A comunicação e a conexão humanas ganhariam uma relevância cada vez maior, em um contexto de concentração da população global nas cidades e, ainda, de conscientização geral acerca das ameaças pairando sobre a sustentabilidade do planeta. Embora Fabris reitere que a plataforma Share Eat não se atenha a estatísticas, mas a tendências comportamentais, uma vez que “a pesquisa olha para trás e a tendência olha para frente”, ele chama a atenção para algumas conclusões a que se pode chegar, a partir da evidência de que “somos regidos por dados, não por achismo”. Escorado nas mais elevadas incidências de cliques, ele observa que é acentuada a curva de crescimento dos consumidores que se identificam no perfil dos “saudáveis”, optando pela leveza e equilíbrio na alimentação e tendo um modo de vida que privilegie a saúde e o corpo.

Os “saudáveis” têm ficado em segundo lugar entre todas as clicagens. A liderança vem dos “localistas”, que colocam como condição número um para a escolha de um bar ou restaurante a proximidade de casa. “As pessoas querem, cada vez mais, frequentar os estabelecimentos que estão nos bairros delas, porque tem ficado muito difícil atravessar a cidade de um lugar a outro. O cara quer o que está em volta dele. Talvez possa até parecer até meio óbvio, mas o fato é que a nossa plataforma comprovou isso”.

Um mapeamento de tendências útil a clientes e empreendedores

Pedro Hoffmann, empresário gaúcho, esteve presente à palestra de Diego Fabris, o sócio e principal dirigente (‘head officer’) da Share Eat, realizada em Brasília, no dia 15 de agosto, como parte da programação do Congresso Abrasel, entidade em que ele integra o Conselho de Administração Nacional. Solicitado pela B&R a apontar os pontos que gostaria de comentar sobre a exposição do palestrante, mencionou três abordagens.

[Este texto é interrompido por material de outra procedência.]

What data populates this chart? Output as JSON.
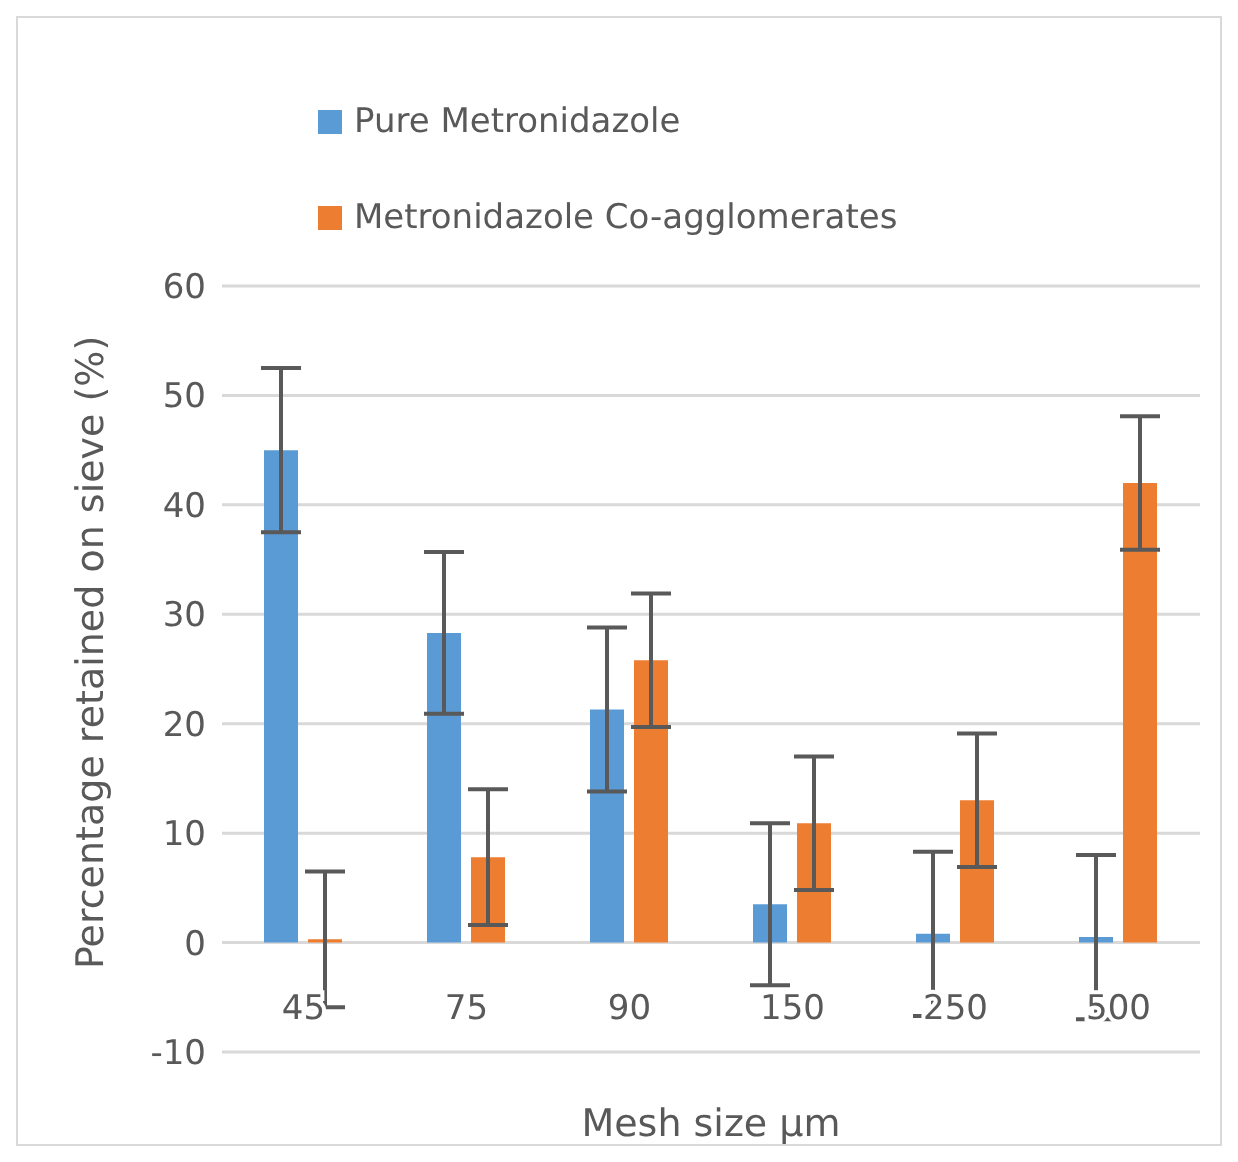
{
  "chart_data": {
    "type": "bar",
    "xlabel": "Mesh size µm",
    "ylabel": "Percentage retained on sieve (%)",
    "categories": [
      "45",
      "75",
      "90",
      "150",
      "250",
      "500"
    ],
    "series": [
      {
        "name": "Pure Metronidazole",
        "color": "#5b9bd5",
        "values": [
          45,
          28.3,
          21.3,
          3.5,
          0.8,
          0.5
        ],
        "errors": [
          7.5,
          7.4,
          7.5,
          7.4,
          7.5,
          7.5
        ]
      },
      {
        "name": "Metronidazole Co-agglomerates",
        "color": "#ed7d31",
        "values": [
          0.3,
          7.8,
          25.8,
          10.9,
          13,
          42
        ],
        "errors": [
          6.2,
          6.2,
          6.1,
          6.1,
          6.1,
          6.1
        ]
      }
    ],
    "ylim": [
      -10,
      60
    ],
    "yticks": [
      -10,
      0,
      10,
      20,
      30,
      40,
      50,
      60
    ],
    "grid": "y",
    "legend": "top left"
  }
}
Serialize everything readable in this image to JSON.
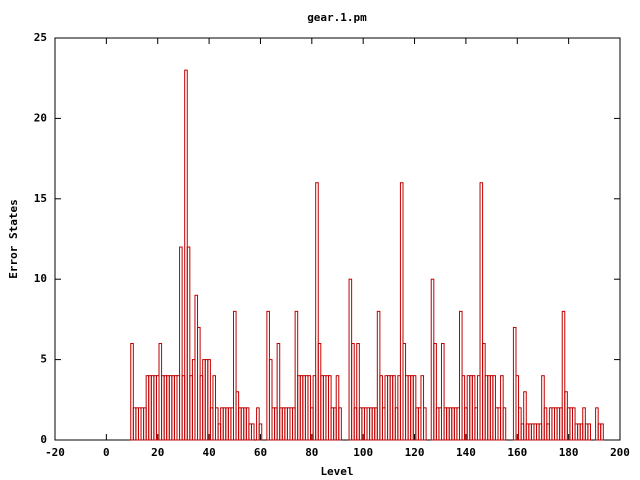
{
  "chart_data": {
    "type": "histogram",
    "title": "gear.1.pm",
    "xlabel": "Level",
    "ylabel": "Error States",
    "color": "#c00000",
    "x": [
      10,
      11,
      12,
      13,
      14,
      15,
      16,
      17,
      18,
      19,
      20,
      21,
      22,
      23,
      24,
      25,
      26,
      27,
      28,
      29,
      30,
      31,
      32,
      33,
      34,
      35,
      36,
      37,
      38,
      39,
      40,
      41,
      42,
      43,
      44,
      45,
      46,
      47,
      48,
      49,
      50,
      51,
      52,
      53,
      54,
      55,
      56,
      57,
      58,
      59,
      60,
      61,
      62,
      63,
      64,
      65,
      66,
      67,
      68,
      69,
      70,
      71,
      72,
      73,
      74,
      75,
      76,
      77,
      78,
      79,
      80,
      81,
      82,
      83,
      84,
      85,
      86,
      87,
      88,
      89,
      90,
      91,
      92,
      93,
      94,
      95,
      96,
      97,
      98,
      99,
      100,
      101,
      102,
      103,
      104,
      105,
      106,
      107,
      108,
      109,
      110,
      111,
      112,
      113,
      114,
      115,
      116,
      117,
      118,
      119,
      120,
      121,
      122,
      123,
      124,
      125,
      126,
      127,
      128,
      129,
      130,
      131,
      132,
      133,
      134,
      135,
      136,
      137,
      138,
      139,
      140,
      141,
      142,
      143,
      144,
      145,
      146,
      147,
      148,
      149,
      150,
      151,
      152,
      153,
      154,
      155,
      156,
      157,
      158,
      159,
      160,
      161,
      162,
      163,
      164,
      165,
      166,
      167,
      168,
      169,
      170,
      171,
      172,
      173,
      174,
      175,
      176,
      177,
      178,
      179,
      180,
      181,
      182,
      183,
      184,
      185,
      186,
      187,
      188,
      189,
      190,
      191,
      192,
      193
    ],
    "values": [
      6,
      2,
      2,
      2,
      2,
      2,
      4,
      4,
      4,
      4,
      4,
      6,
      4,
      4,
      4,
      4,
      4,
      4,
      4,
      12,
      4,
      23,
      12,
      4,
      5,
      9,
      7,
      4,
      5,
      5,
      5,
      2,
      4,
      2,
      1,
      2,
      2,
      2,
      2,
      2,
      8,
      3,
      2,
      2,
      2,
      2,
      1,
      1,
      0,
      2,
      1,
      0,
      0,
      8,
      5,
      2,
      2,
      6,
      2,
      2,
      2,
      2,
      2,
      2,
      8,
      4,
      4,
      4,
      4,
      4,
      2,
      4,
      16,
      6,
      4,
      4,
      4,
      4,
      2,
      2,
      4,
      2,
      0,
      0,
      0,
      10,
      6,
      2,
      6,
      2,
      2,
      2,
      2,
      2,
      2,
      2,
      8,
      4,
      2,
      4,
      4,
      4,
      4,
      2,
      4,
      16,
      6,
      4,
      4,
      4,
      4,
      2,
      2,
      4,
      2,
      0,
      0,
      10,
      6,
      2,
      2,
      6,
      2,
      2,
      2,
      2,
      2,
      2,
      8,
      4,
      2,
      4,
      4,
      4,
      2,
      4,
      16,
      6,
      4,
      4,
      4,
      4,
      2,
      2,
      4,
      2,
      0,
      0,
      0,
      7,
      4,
      2,
      1,
      3,
      1,
      1,
      1,
      1,
      1,
      1,
      4,
      2,
      1,
      2,
      2,
      2,
      2,
      2,
      8,
      3,
      2,
      2,
      2,
      1,
      1,
      1,
      2,
      1,
      1,
      0,
      0,
      2,
      1,
      1
    ],
    "xlim": [
      -20,
      200
    ],
    "xticks": [
      -20,
      0,
      20,
      40,
      60,
      80,
      100,
      120,
      140,
      160,
      180,
      200
    ],
    "ylim": [
      0,
      25
    ],
    "yticks": [
      0,
      5,
      10,
      15,
      20,
      25
    ]
  }
}
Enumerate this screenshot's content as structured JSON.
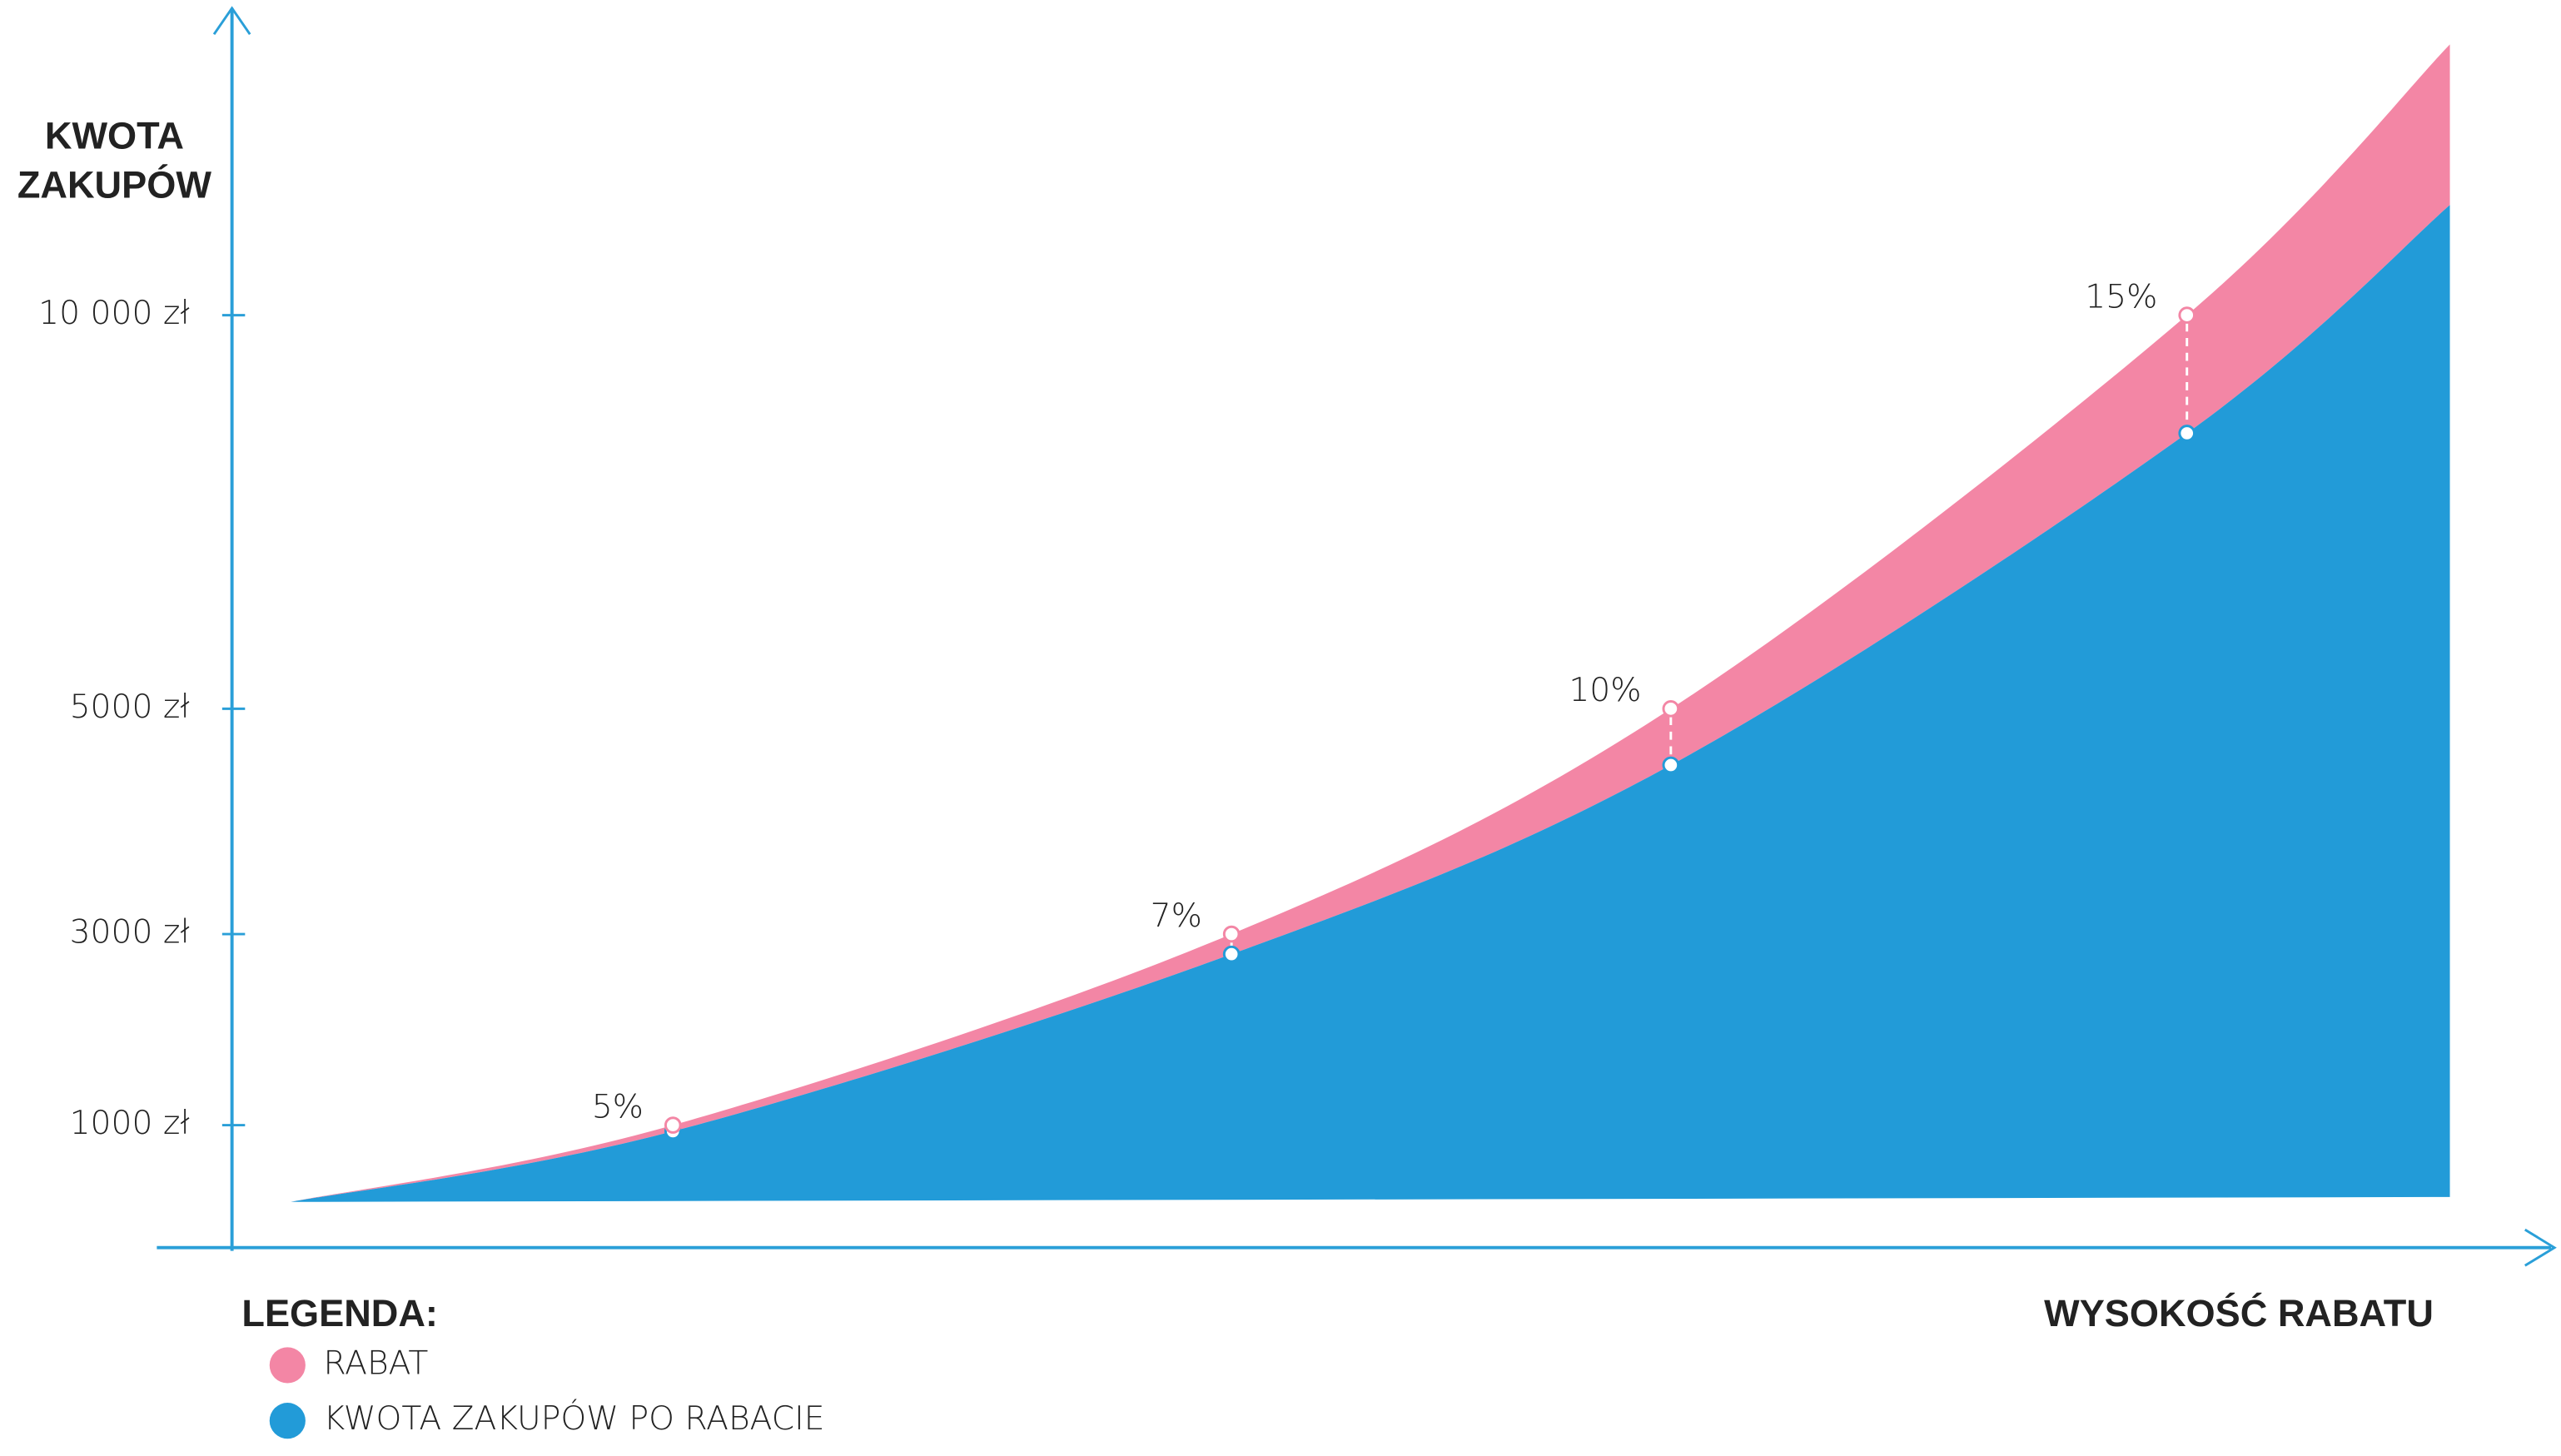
{
  "chart_data": {
    "type": "area",
    "ylabel": [
      "KWOTA",
      "ZAKUPÓW"
    ],
    "xlabel": "WYSOKOŚĆ RABATU",
    "legend_title": "LEGENDA:",
    "categories": [
      "5%",
      "7%",
      "10%",
      "15%"
    ],
    "stacked": true,
    "series": [
      {
        "name": "KWOTA ZAKUPÓW PO RABACIE",
        "color": "#229bd8",
        "values": [
          950,
          2790,
          4500,
          8500
        ]
      },
      {
        "name": "RABAT",
        "color": "#f386a5",
        "values": [
          50,
          210,
          500,
          1500
        ]
      }
    ],
    "ylim": [
      0,
      14000
    ],
    "yticks": [
      {
        "value": 1000,
        "label": "1000 zł"
      },
      {
        "value": 3000,
        "label": "3000 zł"
      },
      {
        "value": 5000,
        "label": "5000 zł"
      },
      {
        "value": 10000,
        "label": "10 000 zł"
      }
    ]
  }
}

O primeiro comentário de Hoffmann refere-se à tendência de grande parcela dos consumidores em frequentar bares e restaurantes situados nas vizinhanças do bairro onde moram. O empresário e conselheiro da Abrasel também discorreu sobre a informação do palestrante de que se observa uma crescente adesão do público consumidor à alimentação saudável. Hoffmann também abordou o fato de que são as próprias pessoas, ao acessarem a plataforma do Share Eat, é que traçam seus comportamentos e tendências de consumo.


Estes são os três tópicos analisados por Hoffmann:


A preferência pelo bar ou restaurante mais perto de casa
“A gente nota que vem ocorrendo o crescimento do comércio de bairro em Porto Alegre e em várias cidades brasileiras, o que é muito favorável à melhoria da qualidade de vida urbana, como já se posicionou a Abrasel, em seu manifesto em favor da cidade viva, divulgado em 2005. E isso é agora é confirmado pela Share Eat, que tem como foco de atuação o estudo do comportamento dos consumidores e as tendências de mercado. Houve um grande espalhamento territorial das cidades, agravando o trânsito. E as pessoas se cansaram disso, preferindo o consumo nas redondezas de onde moram”.


Cada vez mais consumidores se veem no perfil dos ‘saudáveis’

“Vejo como uma acentuada tendência, mas em termos absolutos esses consumidores que já aderiram à alimentação natural, seja vegetariana ou vegana, até o momento ainda não representam um expressivo contingente. Caminha-se para que, em um futuro não muito distante, se tenha uma participação dos ‘saudáveis’ bem significativa, sobretudo nas novas gerações. Há outro fenômeno que também contribui para essa expansão, que é a extensa longevidade da população. À medida que a longevidade vai aumentando, mais pessoas acima de uma certa idade passam a buscar uma alimentação mais saudável”.


O público traça seu autorretrato e as tendências do mercado

“O Diego Fabris, co-fundador do Share Eat, estudou muito o comportamento dos consumidores e tendências de mercado, já acumulando uma larga experiência profissional nesses campos. O que se mostra, na plataforma, é o que as pessoas estão preferindo e aonde estão se dirigindo. Há uma segmentação de diversos públicos, que é muito interessante. O que se apresenta é resultado do que as próprias pessoas descrevem. Há critérios de avaliação da idoneidade da pessoa que comenta, para que não ocorram relatos fictícios. Para os donos de estabelecimentos do setor essa plataforma é extremamente útil, porque a partir dela podem redirecionar e adequar seus negócios, de acordo com as tendências que mais lhe convierem”.